The reason you don't need to sand the basecoat/colour coat, is because the lacquer you apply, will fill all the bumps and valleys in the basecoat. Or if it's another coat the same colour, then that coat will fill the bumps and valleys (yes it will leave behind more)

Then you can sand the lacquer with P500 wet or P600 dry, apply 1 or two wet coats of lacquer and then you can set to wet sanding to P2000 grit.
This will give you your flat surface then buff and wax it to bring out the deep mirror shine.

I hope that helps.

To answer your question. Any paint job, is only as good as the layers beneath it.

If you badly prepare your substrate, every coat after that is at risk.
If you do a crap job on the Primer, the basecoat and lacquer are at risk.

So. If you applied the primer to bare wood, properly prepared (see above), free of impurities etc and did the same with the colour coat, Then all you need do, is sand the surface to about P220, then re-prime and so on.

If you have any doubts about the quality of the paint job on there, strip the lot off.
Preferably, sand it off, but of you must use a chemical stripper, make sure you use plenty of water etc to neutralise it and allow time for it to dry properly etc.

Buy some MILD panel wipe from what you would call an Autobody store, and use this to wipe down the wood, and wipe off again with a clean cloth afterwards, wear plastic gloves, so you don't leave crap and oil from your skin on the surface.

As was stated, tack cloths are great too.

Do the same after sanding inter coats, or lacquer. With lacquer, you can just use water if you wish.
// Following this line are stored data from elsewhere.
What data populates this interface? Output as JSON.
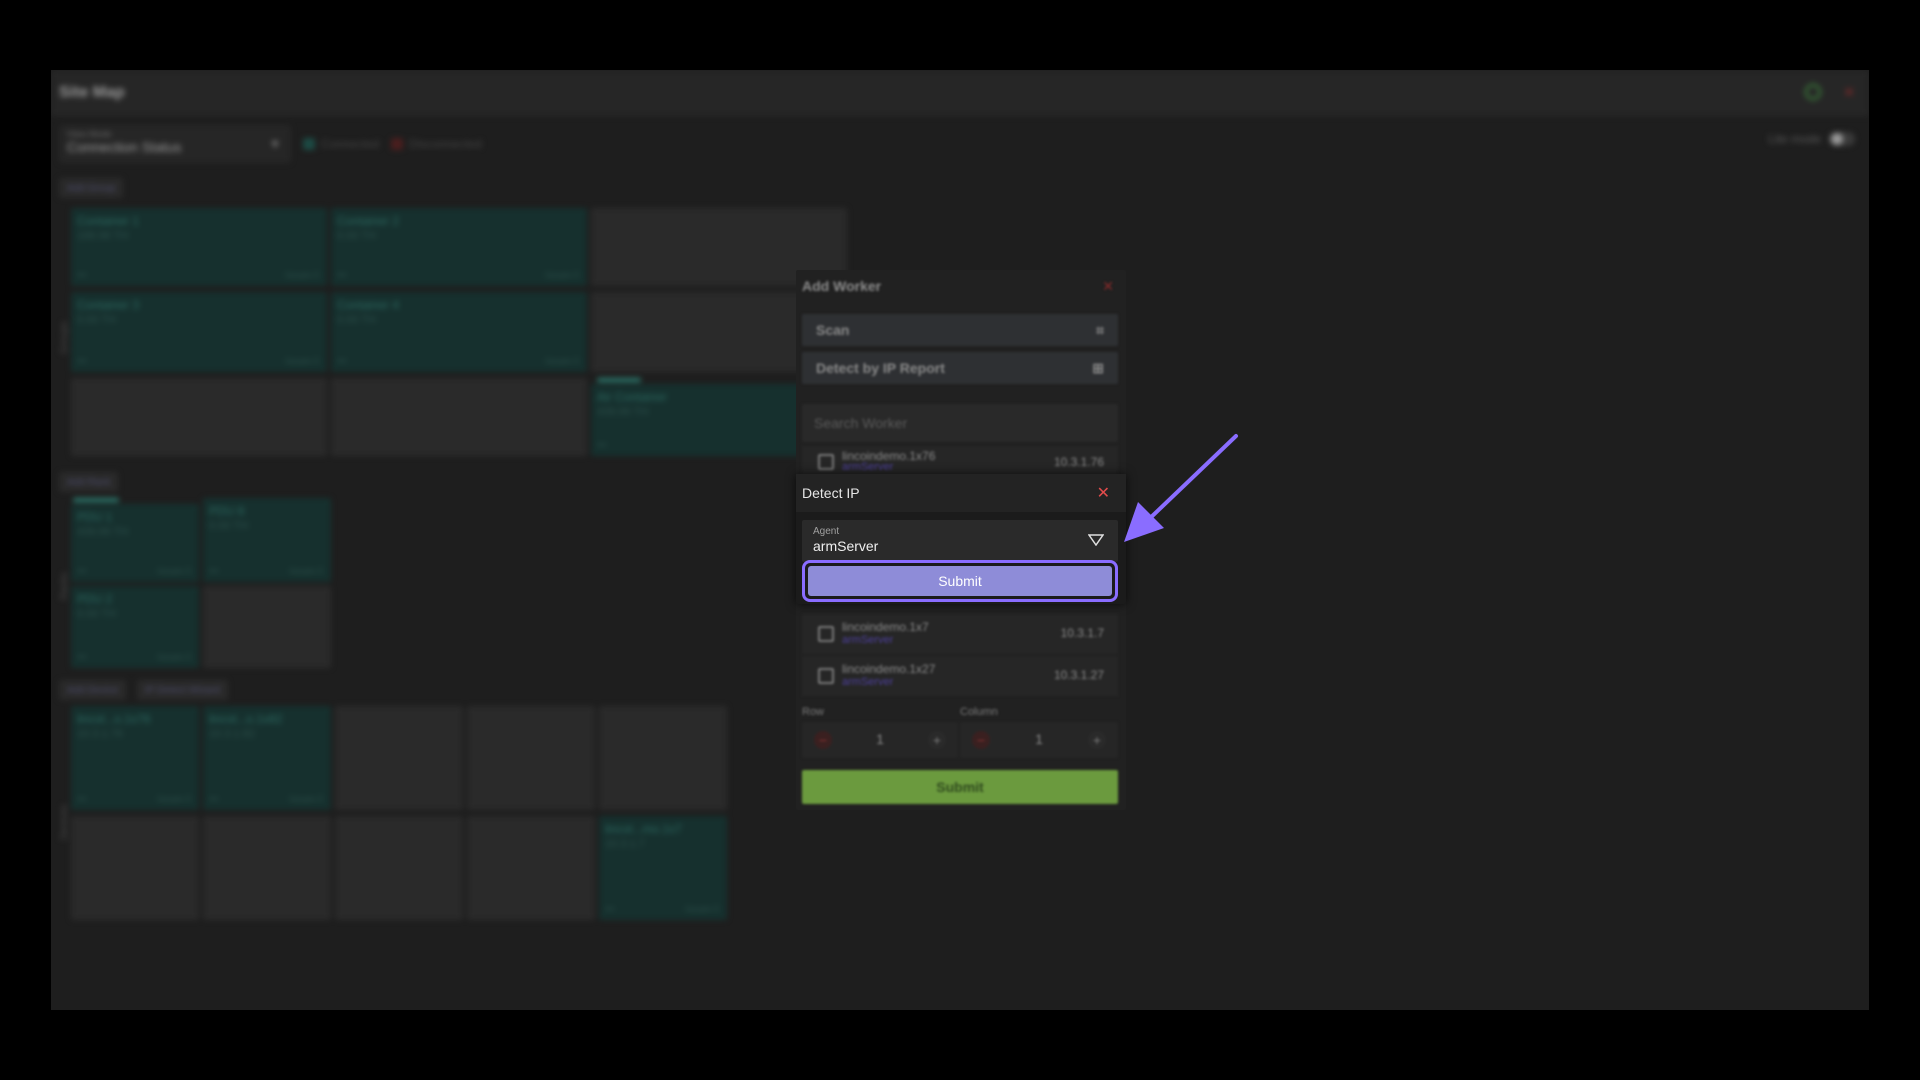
{
  "window": {
    "title": "Site Map"
  },
  "toolbar": {
    "view_mode_label": "View Mode",
    "view_mode_value": "Connection Status",
    "legend_connected": "Connected",
    "legend_disconnected": "Disconnected",
    "lite_mode_label": "Lite mode"
  },
  "colors": {
    "connected": "#1d4a44",
    "disconnected": "#4a1f1f",
    "accent": "#8a6dff",
    "submit_green": "#6b9a3e"
  },
  "sections": {
    "groups": {
      "add_label": "Add Group",
      "side_label": "Groups",
      "cells": [
        {
          "name": "Container 1",
          "sub": "188.98 TH",
          "issues": "Issues 0"
        },
        {
          "name": "Container 2",
          "sub": "0.00 TH",
          "issues": "Issues 0"
        },
        {
          "name": "Container 3",
          "sub": "0.00 TH",
          "issues": "Issues 0"
        },
        {
          "name": "Container 4",
          "sub": "0.00 TH",
          "issues": "Issues 0"
        },
        {
          "name": "Air Container",
          "sub": "439.99 TH",
          "issues": ""
        }
      ]
    },
    "racks": {
      "add_label": "Add Rack",
      "side_label": "Racks",
      "cells": [
        {
          "name": "PDU 1",
          "sub": "439.99 TH",
          "issues": "Issues 0"
        },
        {
          "name": "PDU 8",
          "sub": "0.00 TH",
          "issues": "Issues 0"
        },
        {
          "name": "PDU 2",
          "sub": "0.00 TH",
          "issues": "Issues 0"
        }
      ]
    },
    "devices": {
      "add_label": "Add Device",
      "detect_label": "IP Detect Wizard",
      "side_label": "Devices",
      "cells": [
        {
          "name": "lincol...o.1x76",
          "sub": "10.3.1.76",
          "issues": "Issues 0"
        },
        {
          "name": "lincol...o.1x82",
          "sub": "10.3.1.82",
          "issues": "Issues 0"
        },
        {
          "name": "lincol...mo.1x7",
          "sub": "10.3.1.7",
          "issues": "Issues 0"
        }
      ]
    }
  },
  "add_worker": {
    "title": "Add Worker",
    "scan_label": "Scan",
    "detect_report_label": "Detect by IP Report",
    "search_placeholder": "Search Worker",
    "workers": [
      {
        "name": "lincoindemo.1x76",
        "server": "armServer",
        "ip": "10.3.1.76"
      },
      {
        "name": "lincoindemo.1x7",
        "server": "armServer",
        "ip": "10.3.1.7"
      },
      {
        "name": "lincoindemo.1x27",
        "server": "armServer",
        "ip": "10.3.1.27"
      }
    ],
    "row_label": "Row",
    "row_value": "1",
    "column_label": "Column",
    "column_value": "1",
    "submit_label": "Submit"
  },
  "detect_ip": {
    "title": "Detect IP",
    "agent_label": "Agent",
    "agent_value": "armServer",
    "submit_label": "Submit"
  }
}
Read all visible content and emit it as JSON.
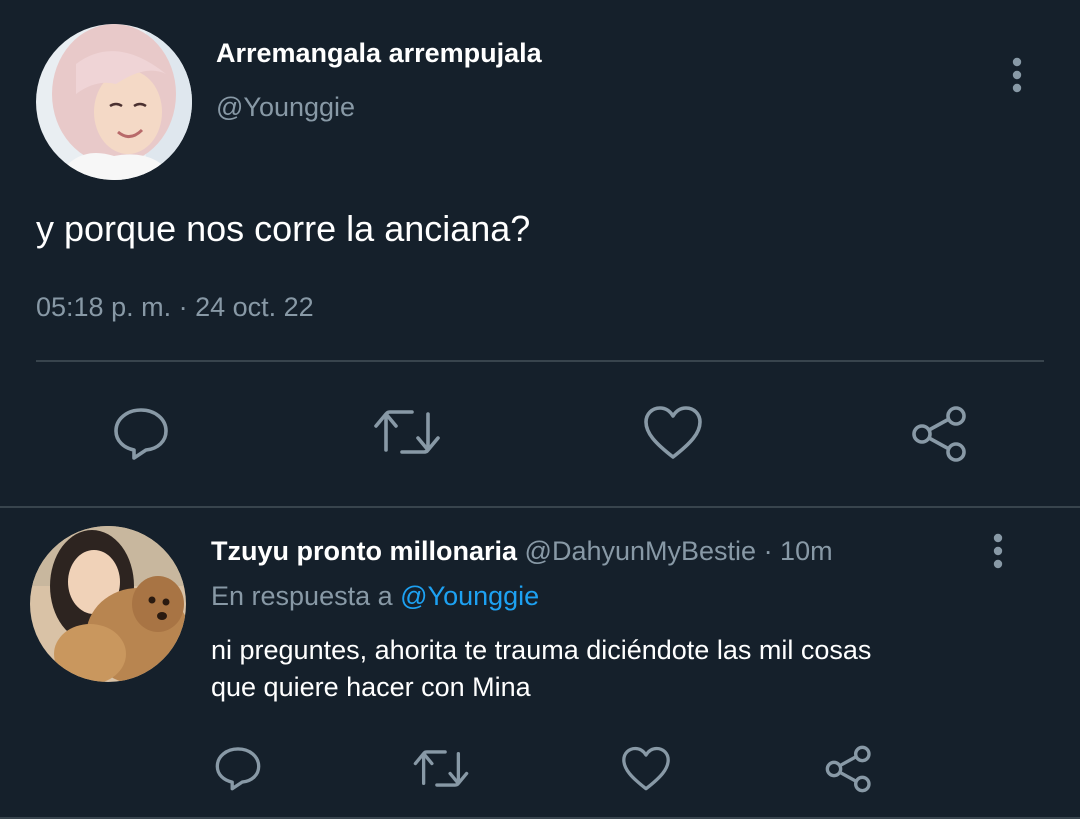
{
  "main_tweet": {
    "display_name": "Arremangala arrempujala",
    "handle": "@Younggie",
    "text": "y porque nos corre la anciana?",
    "timestamp": "05:18 p. m. · 24 oct. 22",
    "avatar_icon": "user-avatar-pink-hair",
    "more_icon": "more-vertical-icon",
    "actions": [
      "reply-icon",
      "retweet-icon",
      "like-icon",
      "share-icon"
    ]
  },
  "reply": {
    "display_name": "Tzuyu pronto millonaria",
    "handle": "@DahyunMyBestie",
    "time": "· 10m",
    "replying_prefix": "En respuesta a",
    "replying_to": "@Younggie",
    "text_line1": "ni preguntes, ahorita te trauma diciéndote las mil cosas",
    "text_line2": "que quiere hacer con Mina",
    "avatar_icon": "user-avatar-with-dog",
    "more_icon": "more-vertical-icon",
    "actions": [
      "reply-icon",
      "retweet-icon",
      "like-icon",
      "share-icon"
    ]
  },
  "colors": {
    "background": "#15202b",
    "text": "#ffffff",
    "muted": "#8899a6",
    "link": "#1da1f2",
    "divider": "#38444d"
  }
}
Whatever you choose to paint with, use one system. Don't use one system for the primer and another for the basecoat and another for the lacquer, as they will not be designed to work together.
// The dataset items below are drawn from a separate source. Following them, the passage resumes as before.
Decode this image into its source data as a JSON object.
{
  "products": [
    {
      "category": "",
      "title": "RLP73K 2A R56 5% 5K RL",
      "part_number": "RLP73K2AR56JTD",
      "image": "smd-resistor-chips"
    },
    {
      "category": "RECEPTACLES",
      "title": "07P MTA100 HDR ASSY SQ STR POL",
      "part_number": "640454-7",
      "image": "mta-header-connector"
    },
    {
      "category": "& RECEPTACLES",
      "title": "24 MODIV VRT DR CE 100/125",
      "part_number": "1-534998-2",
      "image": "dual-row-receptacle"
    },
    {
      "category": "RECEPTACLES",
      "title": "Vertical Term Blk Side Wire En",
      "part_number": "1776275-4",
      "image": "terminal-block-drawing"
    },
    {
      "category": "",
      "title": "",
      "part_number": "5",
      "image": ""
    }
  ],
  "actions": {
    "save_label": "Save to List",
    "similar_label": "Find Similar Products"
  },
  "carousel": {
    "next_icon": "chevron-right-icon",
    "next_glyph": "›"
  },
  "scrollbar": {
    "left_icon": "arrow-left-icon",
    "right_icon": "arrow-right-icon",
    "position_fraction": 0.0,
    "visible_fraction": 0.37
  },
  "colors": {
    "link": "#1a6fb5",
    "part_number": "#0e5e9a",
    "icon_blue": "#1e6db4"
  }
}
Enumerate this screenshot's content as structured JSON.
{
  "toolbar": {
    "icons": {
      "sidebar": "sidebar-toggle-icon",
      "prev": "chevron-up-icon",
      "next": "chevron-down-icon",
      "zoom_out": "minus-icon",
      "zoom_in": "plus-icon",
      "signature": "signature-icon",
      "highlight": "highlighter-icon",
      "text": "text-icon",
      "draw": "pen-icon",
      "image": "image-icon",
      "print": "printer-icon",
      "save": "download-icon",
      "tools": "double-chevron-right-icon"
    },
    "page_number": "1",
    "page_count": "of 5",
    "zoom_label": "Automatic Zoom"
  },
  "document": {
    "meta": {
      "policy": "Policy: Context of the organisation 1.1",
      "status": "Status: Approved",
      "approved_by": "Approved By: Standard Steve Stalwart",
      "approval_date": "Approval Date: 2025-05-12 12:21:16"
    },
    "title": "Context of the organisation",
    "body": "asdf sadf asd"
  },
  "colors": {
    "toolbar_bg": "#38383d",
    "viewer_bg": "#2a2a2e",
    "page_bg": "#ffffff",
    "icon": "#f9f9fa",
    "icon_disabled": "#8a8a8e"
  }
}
I only use House of Kolor, for no other reason than that is what I started using initially, I have a feel for it and it works. It is also reputed to be the best in the world and I certainly would have no doubt in believing that to be the case.
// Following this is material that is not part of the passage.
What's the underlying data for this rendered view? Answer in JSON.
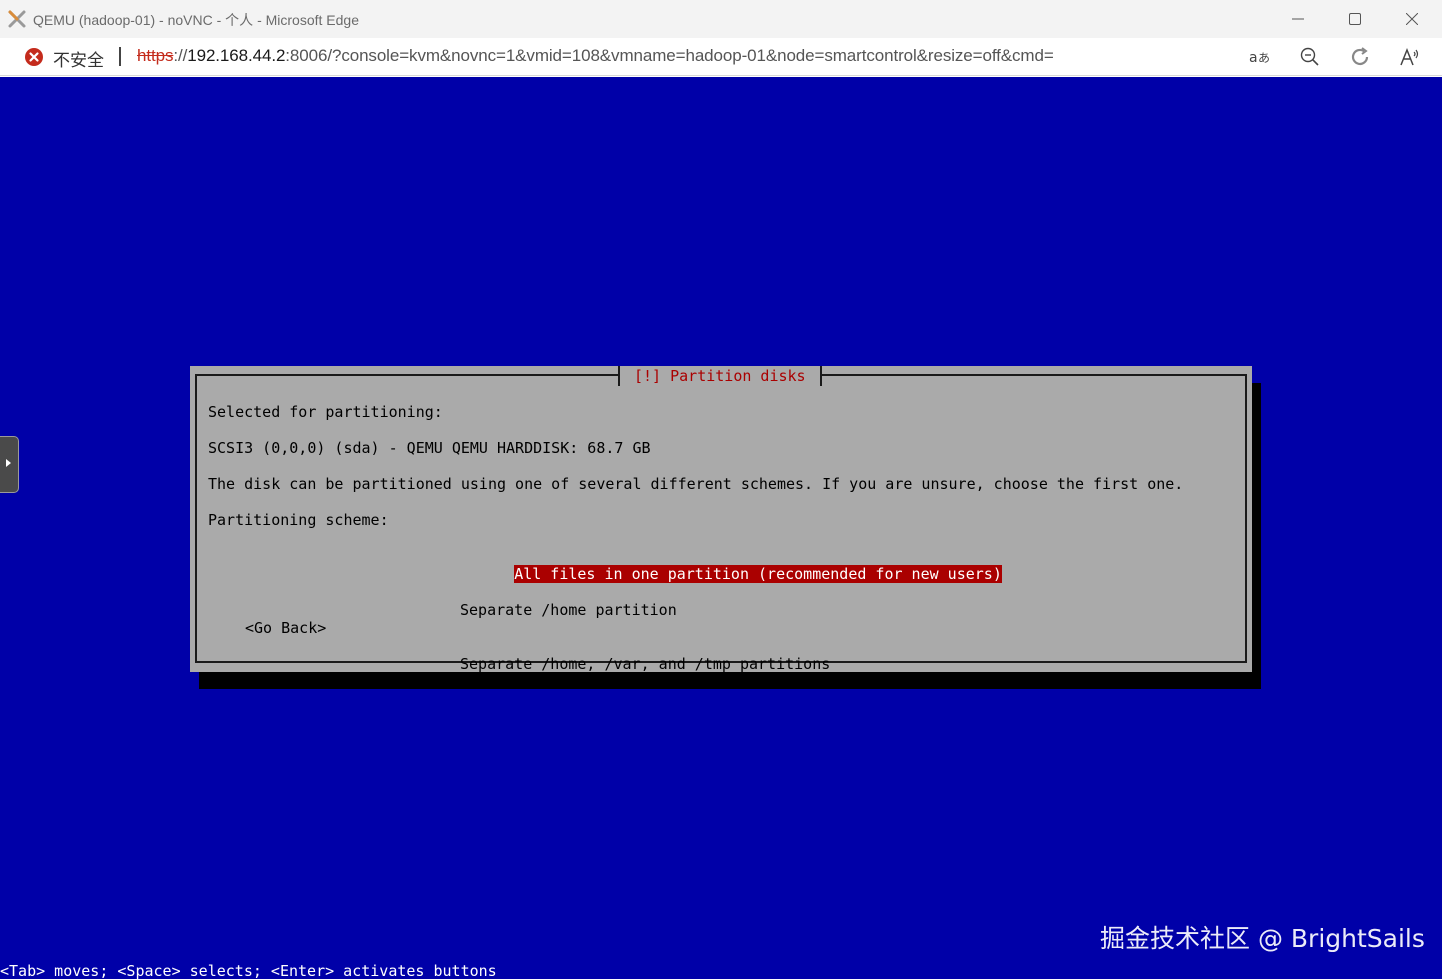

Many people will turn around and say that they can achieve a "great" finish by just spraying paint on willy nilly and not following any particular procedure and that may work for them, but a truly GREAT paint job, only comes from doing it right.

I have had people pay me for work that I have done, sometimes quite a bit of cash.
I cant afford for someone to turn up two years later, because the paint is lifting, or cracking.
Or even sooner. I had a guy who had had a guitar sprayed up by someone, polished, looked great and it only took him a week.
This owner was pretty pissed, when 4 weeks down the line, ripples were forming in his now much duller looking finish.

I had to fix it. The first "pro", had used regular lacquer, rather than a two part Enamel. Which is fine, if you let it set up for 6 weeks before cutting it and polishing it.

He didn't. So as the lacquer shrank back as it set up, ripples appeared and the whole thing looked crap.

He paid £400 for that paint job and it lasted a month.

The catalysed primers and lacquers I use, dry rock solid in 24 hours at 30 degrees C and can be cut (sanded) and polished after that, with no ill effects.

Please excuse the essay and preaching!
Last edited by Skeet UK at Sep 5, 2008,
#6
I'd hit it with 400 grit on a flat sanding block til its flat with no shine, then start spraying the primer.